I was brought up in a small village in rural England. I was aware of the other; I saw Black people when I went on the train to Birmingham, there was a Chinese family in the takeaway in the next village and an Indian doctor who treated me, but that was it. I knew that they existed but they neither impinged on my life nor threatened me. In January 1997 I made my first visit to the Holy Land and came across the Other full on and not comfortably. I met Israelis who did not have the same concept of manners as the British do, who derided my religion as being rather silly; I met people from the Eastern Bloc who had formerly been our enemies; I worked side by side with a Dutchman, a Swiss gent, with Germans, (and remember, this was only a year after the harrowing experience of Euro ’96!).
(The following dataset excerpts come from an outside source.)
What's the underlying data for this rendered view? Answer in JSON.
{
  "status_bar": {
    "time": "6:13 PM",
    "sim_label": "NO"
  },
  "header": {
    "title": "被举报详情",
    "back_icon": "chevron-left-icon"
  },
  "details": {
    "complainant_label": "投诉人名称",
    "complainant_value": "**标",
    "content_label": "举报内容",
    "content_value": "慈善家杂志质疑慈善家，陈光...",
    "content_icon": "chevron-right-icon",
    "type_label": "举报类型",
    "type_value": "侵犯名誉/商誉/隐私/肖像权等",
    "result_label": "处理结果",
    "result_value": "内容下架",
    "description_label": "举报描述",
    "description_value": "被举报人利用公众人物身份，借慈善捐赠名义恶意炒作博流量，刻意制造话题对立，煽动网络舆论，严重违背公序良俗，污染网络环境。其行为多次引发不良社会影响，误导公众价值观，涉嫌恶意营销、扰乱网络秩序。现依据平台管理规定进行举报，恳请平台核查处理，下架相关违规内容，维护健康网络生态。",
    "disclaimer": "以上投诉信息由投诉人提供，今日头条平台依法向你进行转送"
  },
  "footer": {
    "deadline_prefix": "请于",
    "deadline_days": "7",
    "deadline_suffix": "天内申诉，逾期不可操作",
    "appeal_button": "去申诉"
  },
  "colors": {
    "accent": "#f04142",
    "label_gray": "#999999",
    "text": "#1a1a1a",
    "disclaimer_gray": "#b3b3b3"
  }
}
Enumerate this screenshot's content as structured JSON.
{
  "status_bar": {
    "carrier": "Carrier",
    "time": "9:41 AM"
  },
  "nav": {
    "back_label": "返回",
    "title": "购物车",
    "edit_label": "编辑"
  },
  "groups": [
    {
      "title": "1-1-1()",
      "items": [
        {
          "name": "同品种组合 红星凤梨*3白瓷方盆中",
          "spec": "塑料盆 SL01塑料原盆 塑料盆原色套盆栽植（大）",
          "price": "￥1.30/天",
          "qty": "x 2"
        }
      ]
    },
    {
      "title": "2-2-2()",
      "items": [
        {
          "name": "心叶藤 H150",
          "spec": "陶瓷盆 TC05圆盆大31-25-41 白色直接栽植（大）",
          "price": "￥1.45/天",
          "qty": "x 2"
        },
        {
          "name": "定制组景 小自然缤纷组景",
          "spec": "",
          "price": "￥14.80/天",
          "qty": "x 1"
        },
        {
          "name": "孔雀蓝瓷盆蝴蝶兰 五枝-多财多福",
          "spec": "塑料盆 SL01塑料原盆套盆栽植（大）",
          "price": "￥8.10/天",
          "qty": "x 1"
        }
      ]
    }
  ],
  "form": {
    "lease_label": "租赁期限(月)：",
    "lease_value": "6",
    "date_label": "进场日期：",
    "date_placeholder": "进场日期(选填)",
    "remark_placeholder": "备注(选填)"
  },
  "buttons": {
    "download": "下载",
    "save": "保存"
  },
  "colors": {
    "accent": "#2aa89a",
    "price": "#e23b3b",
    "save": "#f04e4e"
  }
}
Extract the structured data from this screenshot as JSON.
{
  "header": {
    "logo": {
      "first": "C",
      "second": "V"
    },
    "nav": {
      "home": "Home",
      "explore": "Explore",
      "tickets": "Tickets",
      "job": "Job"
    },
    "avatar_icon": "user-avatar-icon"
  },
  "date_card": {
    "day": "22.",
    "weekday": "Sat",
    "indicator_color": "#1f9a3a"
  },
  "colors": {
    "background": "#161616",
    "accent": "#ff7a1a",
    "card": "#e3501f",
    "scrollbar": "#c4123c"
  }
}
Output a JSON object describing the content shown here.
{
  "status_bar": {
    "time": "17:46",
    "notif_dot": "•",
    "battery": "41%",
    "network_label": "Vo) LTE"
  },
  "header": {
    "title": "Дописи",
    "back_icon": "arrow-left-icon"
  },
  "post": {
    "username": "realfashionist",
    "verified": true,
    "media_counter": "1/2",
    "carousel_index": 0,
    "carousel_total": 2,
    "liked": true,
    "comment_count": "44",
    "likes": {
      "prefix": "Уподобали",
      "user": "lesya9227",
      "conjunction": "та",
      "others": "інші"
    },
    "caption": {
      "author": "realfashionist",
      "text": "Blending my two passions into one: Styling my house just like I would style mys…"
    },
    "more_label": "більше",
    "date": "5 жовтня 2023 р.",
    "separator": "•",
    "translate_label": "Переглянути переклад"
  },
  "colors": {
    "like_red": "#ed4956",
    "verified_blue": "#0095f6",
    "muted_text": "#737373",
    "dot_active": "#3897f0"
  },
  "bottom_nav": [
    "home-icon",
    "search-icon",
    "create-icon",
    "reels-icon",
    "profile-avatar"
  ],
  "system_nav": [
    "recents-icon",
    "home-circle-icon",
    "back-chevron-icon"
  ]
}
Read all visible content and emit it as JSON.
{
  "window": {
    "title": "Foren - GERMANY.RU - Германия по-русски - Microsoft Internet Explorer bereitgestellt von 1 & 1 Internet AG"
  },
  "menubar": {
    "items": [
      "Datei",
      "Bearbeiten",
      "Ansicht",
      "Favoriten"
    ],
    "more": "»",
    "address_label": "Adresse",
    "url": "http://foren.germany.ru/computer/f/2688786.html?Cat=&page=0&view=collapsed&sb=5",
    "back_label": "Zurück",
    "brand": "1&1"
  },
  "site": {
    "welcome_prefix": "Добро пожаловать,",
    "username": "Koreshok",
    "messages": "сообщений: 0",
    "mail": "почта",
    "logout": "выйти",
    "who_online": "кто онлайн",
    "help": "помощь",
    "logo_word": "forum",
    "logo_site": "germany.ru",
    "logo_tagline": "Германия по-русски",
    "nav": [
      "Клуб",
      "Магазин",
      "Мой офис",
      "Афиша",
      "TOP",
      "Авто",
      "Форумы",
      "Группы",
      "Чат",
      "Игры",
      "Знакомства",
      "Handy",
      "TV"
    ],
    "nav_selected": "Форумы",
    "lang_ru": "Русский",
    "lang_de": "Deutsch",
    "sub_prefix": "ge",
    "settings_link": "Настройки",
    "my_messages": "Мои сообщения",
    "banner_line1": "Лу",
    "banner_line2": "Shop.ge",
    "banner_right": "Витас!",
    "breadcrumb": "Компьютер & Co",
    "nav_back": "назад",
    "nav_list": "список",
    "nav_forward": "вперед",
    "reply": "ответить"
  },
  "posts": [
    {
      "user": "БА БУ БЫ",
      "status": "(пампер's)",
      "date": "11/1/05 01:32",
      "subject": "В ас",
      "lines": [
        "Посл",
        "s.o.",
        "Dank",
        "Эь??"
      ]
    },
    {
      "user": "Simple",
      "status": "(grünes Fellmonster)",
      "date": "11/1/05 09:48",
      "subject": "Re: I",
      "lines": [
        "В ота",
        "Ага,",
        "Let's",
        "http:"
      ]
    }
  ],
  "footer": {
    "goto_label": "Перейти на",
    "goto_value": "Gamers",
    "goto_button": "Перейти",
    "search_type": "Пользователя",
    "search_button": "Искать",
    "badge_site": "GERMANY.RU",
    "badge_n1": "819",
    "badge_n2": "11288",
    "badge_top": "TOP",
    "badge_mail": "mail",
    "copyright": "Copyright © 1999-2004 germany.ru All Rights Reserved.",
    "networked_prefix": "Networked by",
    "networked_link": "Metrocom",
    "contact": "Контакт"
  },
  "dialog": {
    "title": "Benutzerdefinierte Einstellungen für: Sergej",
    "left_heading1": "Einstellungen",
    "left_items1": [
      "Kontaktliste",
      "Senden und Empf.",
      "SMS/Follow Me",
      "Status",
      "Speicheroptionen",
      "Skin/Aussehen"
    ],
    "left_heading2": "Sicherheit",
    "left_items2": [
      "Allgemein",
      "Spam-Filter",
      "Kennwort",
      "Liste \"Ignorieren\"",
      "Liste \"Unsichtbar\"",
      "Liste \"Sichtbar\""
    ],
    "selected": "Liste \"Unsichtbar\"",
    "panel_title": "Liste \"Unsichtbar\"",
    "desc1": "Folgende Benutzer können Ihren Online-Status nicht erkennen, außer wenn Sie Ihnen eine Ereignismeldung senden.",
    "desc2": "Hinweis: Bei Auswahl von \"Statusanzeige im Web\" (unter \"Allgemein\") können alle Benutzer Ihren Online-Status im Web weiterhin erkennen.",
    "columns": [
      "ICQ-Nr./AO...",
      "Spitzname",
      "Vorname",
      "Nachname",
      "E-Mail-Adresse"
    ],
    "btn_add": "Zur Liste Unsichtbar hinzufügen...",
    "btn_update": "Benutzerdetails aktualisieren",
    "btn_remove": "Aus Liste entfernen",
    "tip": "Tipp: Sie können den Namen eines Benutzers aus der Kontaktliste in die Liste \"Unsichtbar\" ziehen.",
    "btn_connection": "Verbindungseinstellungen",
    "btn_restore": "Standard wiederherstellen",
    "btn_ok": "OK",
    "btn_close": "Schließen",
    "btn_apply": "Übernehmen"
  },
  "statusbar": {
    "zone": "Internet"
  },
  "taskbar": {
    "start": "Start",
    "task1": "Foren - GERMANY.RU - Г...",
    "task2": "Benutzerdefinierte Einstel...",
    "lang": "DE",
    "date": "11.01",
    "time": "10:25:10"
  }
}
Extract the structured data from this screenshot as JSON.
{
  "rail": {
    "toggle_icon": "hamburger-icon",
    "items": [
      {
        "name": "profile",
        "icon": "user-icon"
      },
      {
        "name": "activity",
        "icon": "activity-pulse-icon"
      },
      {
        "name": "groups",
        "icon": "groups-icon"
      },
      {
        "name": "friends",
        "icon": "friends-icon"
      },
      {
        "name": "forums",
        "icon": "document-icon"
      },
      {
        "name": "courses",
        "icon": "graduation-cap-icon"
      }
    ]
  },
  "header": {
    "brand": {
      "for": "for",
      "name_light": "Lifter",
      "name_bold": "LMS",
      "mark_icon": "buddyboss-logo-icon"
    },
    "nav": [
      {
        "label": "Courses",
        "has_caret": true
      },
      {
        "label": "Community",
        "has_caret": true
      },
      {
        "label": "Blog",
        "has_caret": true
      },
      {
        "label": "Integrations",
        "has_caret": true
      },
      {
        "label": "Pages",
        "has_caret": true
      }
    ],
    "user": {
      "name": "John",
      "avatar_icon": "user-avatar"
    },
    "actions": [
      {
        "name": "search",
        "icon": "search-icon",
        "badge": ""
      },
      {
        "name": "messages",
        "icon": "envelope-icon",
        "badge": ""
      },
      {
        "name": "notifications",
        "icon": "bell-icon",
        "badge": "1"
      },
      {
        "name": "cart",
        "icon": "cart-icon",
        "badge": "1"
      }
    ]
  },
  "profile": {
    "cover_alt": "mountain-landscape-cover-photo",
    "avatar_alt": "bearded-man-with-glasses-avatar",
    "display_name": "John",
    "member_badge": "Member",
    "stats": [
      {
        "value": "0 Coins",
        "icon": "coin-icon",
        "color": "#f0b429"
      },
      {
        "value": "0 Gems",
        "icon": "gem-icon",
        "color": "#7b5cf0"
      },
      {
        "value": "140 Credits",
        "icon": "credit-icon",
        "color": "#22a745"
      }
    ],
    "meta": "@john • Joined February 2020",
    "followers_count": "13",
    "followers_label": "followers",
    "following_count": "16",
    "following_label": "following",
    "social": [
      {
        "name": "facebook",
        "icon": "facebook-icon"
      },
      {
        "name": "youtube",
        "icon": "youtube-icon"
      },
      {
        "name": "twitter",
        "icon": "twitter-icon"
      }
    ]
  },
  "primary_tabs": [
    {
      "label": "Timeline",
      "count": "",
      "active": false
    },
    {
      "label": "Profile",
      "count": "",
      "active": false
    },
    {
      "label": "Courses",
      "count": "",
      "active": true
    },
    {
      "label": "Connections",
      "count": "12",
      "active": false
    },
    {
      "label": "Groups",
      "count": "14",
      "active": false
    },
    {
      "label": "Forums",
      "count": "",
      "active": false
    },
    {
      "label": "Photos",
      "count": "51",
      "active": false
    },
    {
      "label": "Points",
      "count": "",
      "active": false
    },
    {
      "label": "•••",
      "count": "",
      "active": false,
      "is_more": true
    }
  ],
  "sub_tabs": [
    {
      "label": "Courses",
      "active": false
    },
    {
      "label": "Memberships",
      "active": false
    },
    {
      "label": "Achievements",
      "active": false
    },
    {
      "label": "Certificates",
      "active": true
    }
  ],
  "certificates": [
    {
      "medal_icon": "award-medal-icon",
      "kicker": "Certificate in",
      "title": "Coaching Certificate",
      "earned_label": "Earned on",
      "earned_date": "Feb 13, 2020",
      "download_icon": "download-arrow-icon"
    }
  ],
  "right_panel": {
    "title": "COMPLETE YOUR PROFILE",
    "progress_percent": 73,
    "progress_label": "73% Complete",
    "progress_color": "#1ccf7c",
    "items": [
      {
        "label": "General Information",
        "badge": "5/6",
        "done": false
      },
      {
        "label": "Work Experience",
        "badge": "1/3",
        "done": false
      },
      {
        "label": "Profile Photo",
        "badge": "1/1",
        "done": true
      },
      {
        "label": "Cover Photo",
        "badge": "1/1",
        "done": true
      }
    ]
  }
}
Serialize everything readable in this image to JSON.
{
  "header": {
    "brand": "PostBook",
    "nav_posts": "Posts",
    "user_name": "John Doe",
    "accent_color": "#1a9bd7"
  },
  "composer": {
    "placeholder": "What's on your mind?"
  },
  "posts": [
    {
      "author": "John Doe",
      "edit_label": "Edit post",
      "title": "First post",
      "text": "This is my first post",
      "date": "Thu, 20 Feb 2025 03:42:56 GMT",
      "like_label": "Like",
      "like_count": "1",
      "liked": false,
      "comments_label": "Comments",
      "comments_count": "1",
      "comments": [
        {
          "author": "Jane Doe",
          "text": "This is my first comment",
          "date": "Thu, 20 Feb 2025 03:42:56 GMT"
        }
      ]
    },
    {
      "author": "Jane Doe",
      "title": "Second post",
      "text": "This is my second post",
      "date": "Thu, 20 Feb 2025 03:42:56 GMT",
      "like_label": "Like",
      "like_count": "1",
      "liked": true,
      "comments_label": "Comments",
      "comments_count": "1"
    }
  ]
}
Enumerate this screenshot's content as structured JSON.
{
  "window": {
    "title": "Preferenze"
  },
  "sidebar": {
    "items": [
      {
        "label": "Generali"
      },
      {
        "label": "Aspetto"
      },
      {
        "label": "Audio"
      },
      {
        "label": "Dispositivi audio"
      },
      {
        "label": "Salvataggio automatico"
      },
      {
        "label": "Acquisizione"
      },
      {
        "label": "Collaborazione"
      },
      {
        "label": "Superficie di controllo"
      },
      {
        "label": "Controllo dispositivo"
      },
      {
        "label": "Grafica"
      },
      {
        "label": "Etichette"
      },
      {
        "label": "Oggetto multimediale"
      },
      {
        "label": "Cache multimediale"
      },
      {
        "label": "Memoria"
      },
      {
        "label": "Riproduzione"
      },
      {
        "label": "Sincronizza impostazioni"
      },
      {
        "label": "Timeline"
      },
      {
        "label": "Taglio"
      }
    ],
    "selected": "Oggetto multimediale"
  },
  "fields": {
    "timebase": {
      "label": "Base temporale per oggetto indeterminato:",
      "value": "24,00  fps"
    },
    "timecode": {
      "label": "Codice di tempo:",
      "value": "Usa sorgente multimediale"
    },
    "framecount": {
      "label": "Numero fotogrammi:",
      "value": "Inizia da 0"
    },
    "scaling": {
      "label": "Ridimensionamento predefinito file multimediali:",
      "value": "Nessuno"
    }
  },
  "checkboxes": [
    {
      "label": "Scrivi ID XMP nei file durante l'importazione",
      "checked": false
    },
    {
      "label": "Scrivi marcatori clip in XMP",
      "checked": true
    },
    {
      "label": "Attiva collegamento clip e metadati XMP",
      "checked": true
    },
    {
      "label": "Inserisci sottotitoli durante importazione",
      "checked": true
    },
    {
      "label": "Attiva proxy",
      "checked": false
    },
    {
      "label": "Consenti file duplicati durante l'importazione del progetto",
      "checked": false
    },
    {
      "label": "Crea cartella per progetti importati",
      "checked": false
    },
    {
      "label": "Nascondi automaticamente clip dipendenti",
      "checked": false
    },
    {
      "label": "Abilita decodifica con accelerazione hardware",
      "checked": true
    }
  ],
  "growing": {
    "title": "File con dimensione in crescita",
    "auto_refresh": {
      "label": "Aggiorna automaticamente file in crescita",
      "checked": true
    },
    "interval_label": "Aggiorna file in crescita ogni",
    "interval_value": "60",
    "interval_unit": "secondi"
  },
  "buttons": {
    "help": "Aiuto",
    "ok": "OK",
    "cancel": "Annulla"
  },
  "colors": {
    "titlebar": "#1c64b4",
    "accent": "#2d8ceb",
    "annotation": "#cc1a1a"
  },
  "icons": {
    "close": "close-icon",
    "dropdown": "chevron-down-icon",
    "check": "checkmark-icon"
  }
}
I found what it was like to hate as well as love the Other and I have been discovering it ever since but nowhere on earth is it so in your face as in the Holy Land.
My denomination, which where I come from has always been the standard, proper form of Christianity, has no place in its holiest temple whilst strange, incomprehensible churches with indecipherable writing, weird costumes and lots of incense abound; loud Americans dominate the alternative burial site and the supposedly English cathedral; the tomb of the father of both our faith and that of the Jews is in a mosque; the Temple Mount is inaccessible to both us and the Jews because the Muslims are there; I can’t even have a cup of tea in a café because someone objects to me putting milk in it! The Holy Land challenges one, lays bare one’s religious prejudices, makes one think, forces one to accommodate. It is the worst place in the world for a Fundamentalist who wants things all his own way, which is a shame, since it is full of them. The moderate, liberal route to peaceful coexistence is being forced out as indeed, it always has been. Here is the angry and vengeful God of the Old Testament and yet here also, is the very embodiment of the New Covenant, the alternative, the Lamb to the Slaughter. Remember always, as well as being to home to Joshua, Raynald of Châtillon, Yasser Arafat and Baruch Goldstein, the Holy Land is also the place where we were taught to ‘turn the other cheek’ and forgive our enemies.